MY FATHER. IS NOT. ATTRACTIVE.


2:20 AM

To: Beck

Yeah he is.

I'd fuck him.


2:23 AM

To: Jade

Oh my god please shut up.


2:25 AM

To: Beck

Like, right here.

Right now.

…Maybe I am.


2:26 AM

To: Jade

You are not.


2:27 AM

To: Beck

Is he home right now?


2:28 AM

To: Jade


2:30 AM

To: Beck

Then I very well could be.

JUST SAYING.


2:34 AM

To: Jade

So just for clarification, you're paying my mental health fees, right?

Because this is going to send me into psychoanalysis.

"MY GIRLFRIEND CONSTANTLY REFERENCES HAVING SEX WITH MY FATHER, DOCTOR.

IS IT ME OR IS IT HER SICK FETISH?"


2:37 AM

To: Beck

Back up!

I have no fetish. He's just extremely attractive.

You can't deal with that fact and so you retreat in disgust.

Oh my God I'm the next Freud.


2:40 AM

To: Jade

You randomly pronounce your attraction to my dad.

That speaks of deep sexual problems.


2:44 AM

To: Beck

That speaks of the fact that he's ridiculously hot.

Also, you of all people know that I have no sexual problems.

Get it?

…Because we fuck a lot.


2:48 AM

To: Jade

Stop calling it that!


2:53 AM

To: Beck

We bang a lot.


2:54 am

To: Jade

NO!


2:55 AM

To: Beck

Got it.

We screw a lot.


2:56 AM

To: Jade

NO!

None of these terms are acceptable.


3:01 AM

To: Beck

What do you WANT me to say?

We fornicate oftentimes.

In thy RV of debauchery and sin.


3:03 AM

To: Jade

You are not amusing.


3:05 AM

To: Beck

Prithee!
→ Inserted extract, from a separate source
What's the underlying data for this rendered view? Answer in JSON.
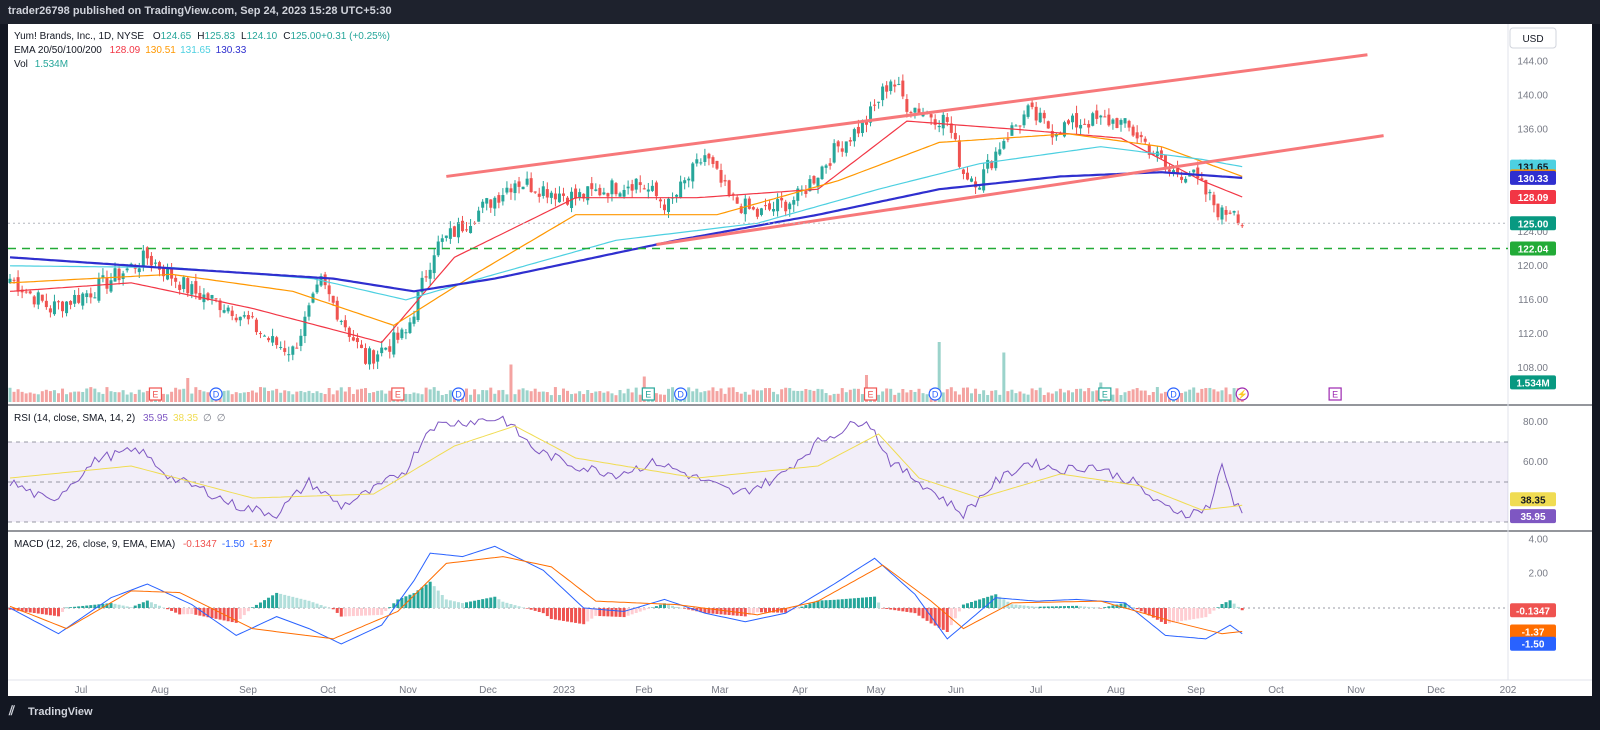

There be Vega, she of the whorehouse!


3:08 AM

To: Jade

I am not laughing.

Do you see any laughter here?


3:13 AM

To: Beck

Yea verily, I doth pronounce a ban on intercourse of a sexual nature.
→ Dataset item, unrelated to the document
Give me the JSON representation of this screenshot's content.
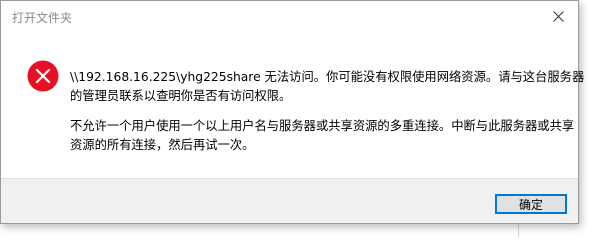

We be too young and unwed to spoil thine bodies with this SIN.


3:17 AM

To: Jade

That is not how a real Puritan acts, I am like 78% sure.


3:19 AM

To: Beck

SIN. SIN. SIN. SIN. SIN. SIN.

SIN. SIN. SIN. SIN. SIN. SIN.

KILL THOSE WITCHES.

….SIN.


3:21 AM

To: Jade

Better, babe.


3:22 AM

To: Beck

I doth try.


3:23 AM

To: Jade

You should stop that now…


3:24 AM

To: Beck

Methinks it doth annoy thee.

So, alas, I shall continue on.


3:27 AM

To: Jade

How does this end up happening?

Last week you spent two hours talking in an Australian accent.
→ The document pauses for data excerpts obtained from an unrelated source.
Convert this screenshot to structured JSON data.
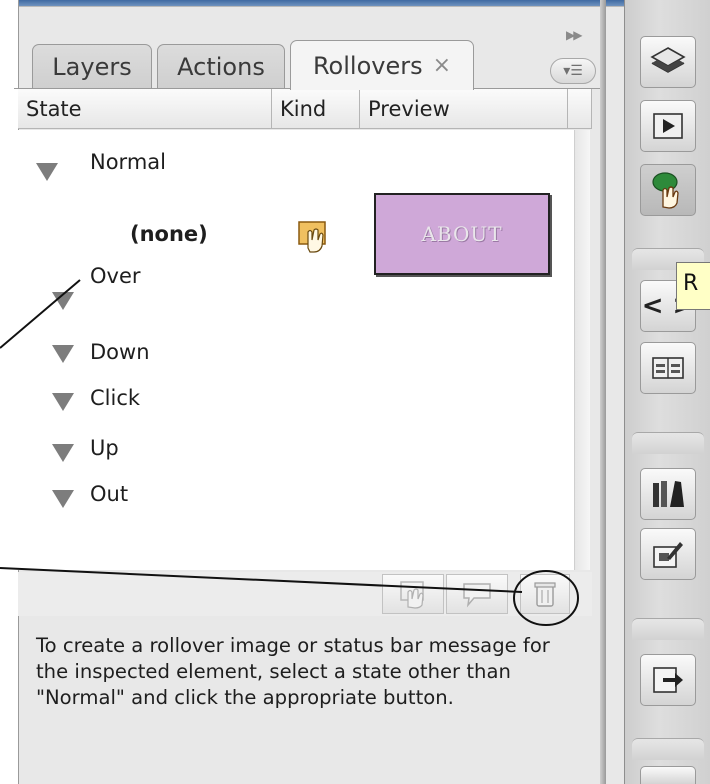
{
  "tabs": [
    {
      "label": "Layers"
    },
    {
      "label": "Actions"
    },
    {
      "label": "Rollovers",
      "close": "×"
    }
  ],
  "columns": [
    "State",
    "Kind",
    "Preview"
  ],
  "states": [
    {
      "label": "Normal"
    },
    {
      "label": "Over"
    },
    {
      "label": "Down"
    },
    {
      "label": "Click"
    },
    {
      "label": "Up"
    },
    {
      "label": "Out"
    }
  ],
  "normal_row": {
    "state_text": "(none)",
    "preview_text": "ABOUT"
  },
  "help_text": "To create a rollover image or status bar message for the inspected element, select a state other than \"Normal\" and click the appropriate button.",
  "tooltip": "R",
  "colors": {
    "preview_fill": "#cfa8d8",
    "panel_bg": "#e8e8e8"
  },
  "icons": {
    "panel_menu": "panel-menu-icon",
    "toolbar": [
      "rollover-image-icon",
      "status-message-icon",
      "trash-icon"
    ],
    "dock": [
      "layers-icon",
      "actions-icon",
      "rollovers-icon",
      "code-icon",
      "table-icon",
      "library-icon",
      "edit-icon",
      "export-icon"
    ]
  }
}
Then it was the stupid creepy man voice from Sikowitz's drive-by acting exercise.

NOW PURITANCAL?

What am I doing to deserve this?


3:28 AM

To: Beck

Calm thine soul, reckless devil-child.


3:30 AM

To: Jade

What the hell—

You are so annoying.

Like, to the extreme.

And no one else realizes it.


3:31 AM

To: Beck

Methinks thou should suck-eth mine dick.


3:33 AM

To: Jade

Yep. Only I get the magic that's you.


3:35 AM

To: Beck

You are SO lucky.


3:36 AM

To: Jade

Don't I know it, babe.


fin.


a/n: Hnnnnng so many seperation lines. I don't even know what this is. It made me laugh so I figured that's a good criteria for posting, yep. Also I am convinced a constant argument Jade and Beck have is 'what word/phrase to use when referring to sex.' Beck tries for "making love" but she calls him a pussy and vetoes it. ANYWAY. In other news for things the readers probably don't care to know, the formatting took 48974242 hours. It had to be perfect hokay.